Of course, no drum kit is complete without the venerable SM57, and Monty Carlo uses three of them, for snare top, snare bottom, and cowbell. “Using two mics allows me to give each musician a little more choice in their snare sound without having to over-EQ a single 57 on top. So if someone wants a little more ‘crack’ in their monitor mix, I can simply bring up the bottom mic as needed.”
Cymbals are all handled by Shure studio condensers, with a pair of KSM32s overhead, mounted 8-10 inches above the highest cymbal. For the hi-hat and the ride cymbals, Carlo uses the KSM141. “Brent Fitz likes a fair amount cymbal in his ear mix, and he’s really happy with the combination of mics we’re using,” he reports. “They all have a clean, smooth sound, and the compact size of the KSM141 makes them perfect to squeeze into tight spots on the drum kit.”

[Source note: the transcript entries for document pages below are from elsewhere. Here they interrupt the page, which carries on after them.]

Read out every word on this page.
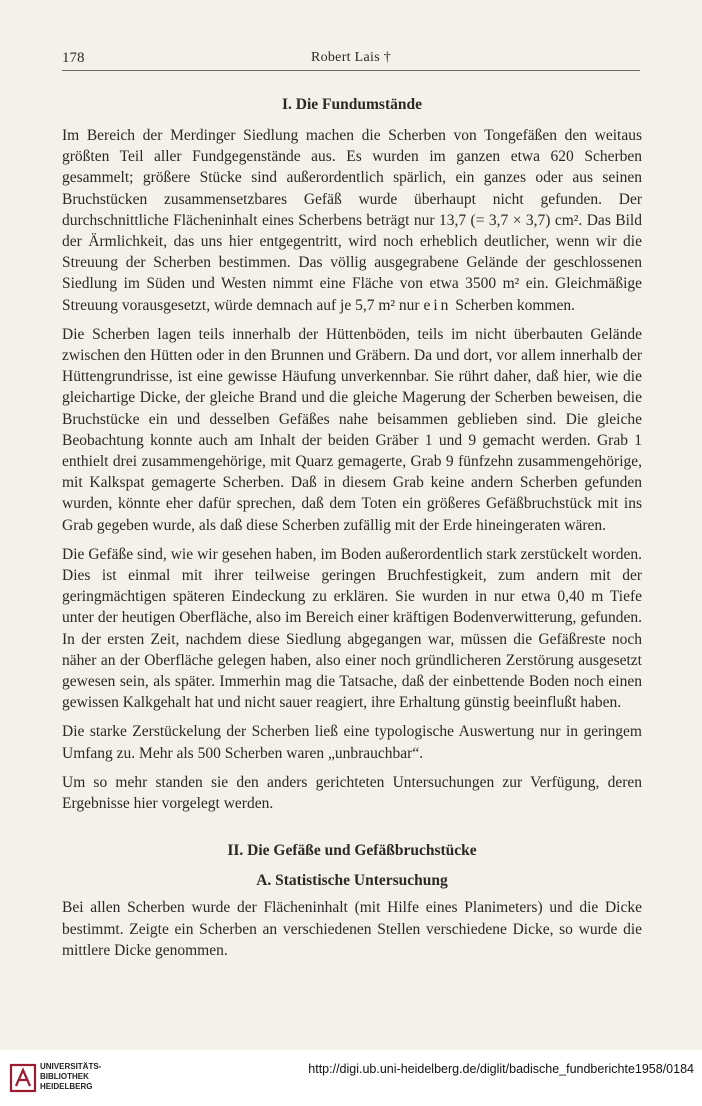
178	Robert Lais †
I. Die Fundumstände

Im Bereich der Merdinger Siedlung machen die Scherben von Tongefäßen den weitaus größten Teil aller Fundgegenstände aus. Es wurden im ganzen etwa 620 Scherben gesammelt; größere Stücke sind außerordentlich spärlich, ein ganzes oder aus seinen Bruchstücken zusammensetzbares Gefäß wurde überhaupt nicht gefunden. Der durchschnittliche Flächeninhalt eines Scherbens beträgt nur 13,7 (= 3,7 × 3,7) cm². Das Bild der Ärmlichkeit, das uns hier entgegentritt, wird noch erheblich deutlicher, wenn wir die Streuung der Scherben bestimmen. Das völlig ausgegrabene Gelände der geschlossenen Siedlung im Süden und Westen nimmt eine Fläche von etwa 3500 m² ein. Gleichmäßige Streuung vorausgesetzt, würde demnach auf je 5,7 m² nur ein Scherben kommen.

Die Scherben lagen teils innerhalb der Hüttenböden, teils im nicht überbauten Gelände zwischen den Hütten oder in den Brunnen und Gräbern. Da und dort, vor allem innerhalb der Hüttengrundrisse, ist eine gewisse Häufung unverkennbar. Sie rührt daher, daß hier, wie die gleichartige Dicke, der gleiche Brand und die gleiche Magerung der Scherben beweisen, die Bruchstücke ein und desselben Gefäßes nahe beisammen geblieben sind. Die gleiche Beobachtung konnte auch am Inhalt der beiden Gräber 1 und 9 gemacht werden. Grab 1 enthielt drei zusammengehörige, mit Quarz gemagerte, Grab 9 fünfzehn zusammengehörige, mit Kalkspat gemagerte Scherben. Daß in diesem Grab keine andern Scherben gefunden wurden, könnte eher dafür sprechen, daß dem Toten ein größeres Gefäßbruchstück mit ins Grab gegeben wurde, als daß diese Scherben zufällig mit der Erde hineingeraten wären.

Die Gefäße sind, wie wir gesehen haben, im Boden außerordentlich stark zerstückelt worden. Dies ist einmal mit ihrer teilweise geringen Bruchfestigkeit, zum andern mit der geringmächtigen späteren Eindeckung zu erklären. Sie wurden in nur etwa 0,40 m Tiefe unter der heutigen Oberfläche, also im Bereich einer kräftigen Bodenverwitterung, gefunden. In der ersten Zeit, nachdem diese Siedlung abgegangen war, müssen die Gefäßreste noch näher an der Oberfläche gelegen haben, also einer noch gründlicheren Zerstörung ausgesetzt gewesen sein, als später. Immerhin mag die Tatsache, daß der einbettende Boden noch einen gewissen Kalkgehalt hat und nicht sauer reagiert, ihre Erhaltung günstig beeinflußt haben.

Die starke Zerstückelung der Scherben ließ eine typologische Auswertung nur in geringem Umfang zu. Mehr als 500 Scherben waren „unbrauchbar“.

Um so mehr standen sie den anders gerichteten Untersuchungen zur Verfügung, deren Ergebnisse hier vorgelegt werden.

II. Die Gefäße und Gefäßbruchstücke
A. Statistische Untersuchung

Bei allen Scherben wurde der Flächeninhalt (mit Hilfe eines Planimeters) und die Dicke bestimmt. Zeigte ein Scherben an verschiedenen Stellen verschiedene Dicke, so wurde die mittlere Dicke genommen.

UNIVERSITÄTS-
BIBLIOTHEK
HEIDELBERG
http://digi.ub.uni-heidelberg.de/diglit/badische_fundberichte1958/0184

With Slash being a Shure endorsing artist, Monty Carlo notes that the input list “reads a bit like a Shure brochure, but I wouldn’t change a thing. Being a monitor engineer is all about giving the artists exactly what they want to hear, and having an all-Shure stage makes that a breeze.” After an end-of-year break, Slash will hit the road again in 2011, starting with U.S. dates in January and February.
“With PSM900 I genuinely think Shure has built a fantastic product. And compared to the competition, well… it’s just a vastly superior system. We’re completely over the moon with them. We love them!”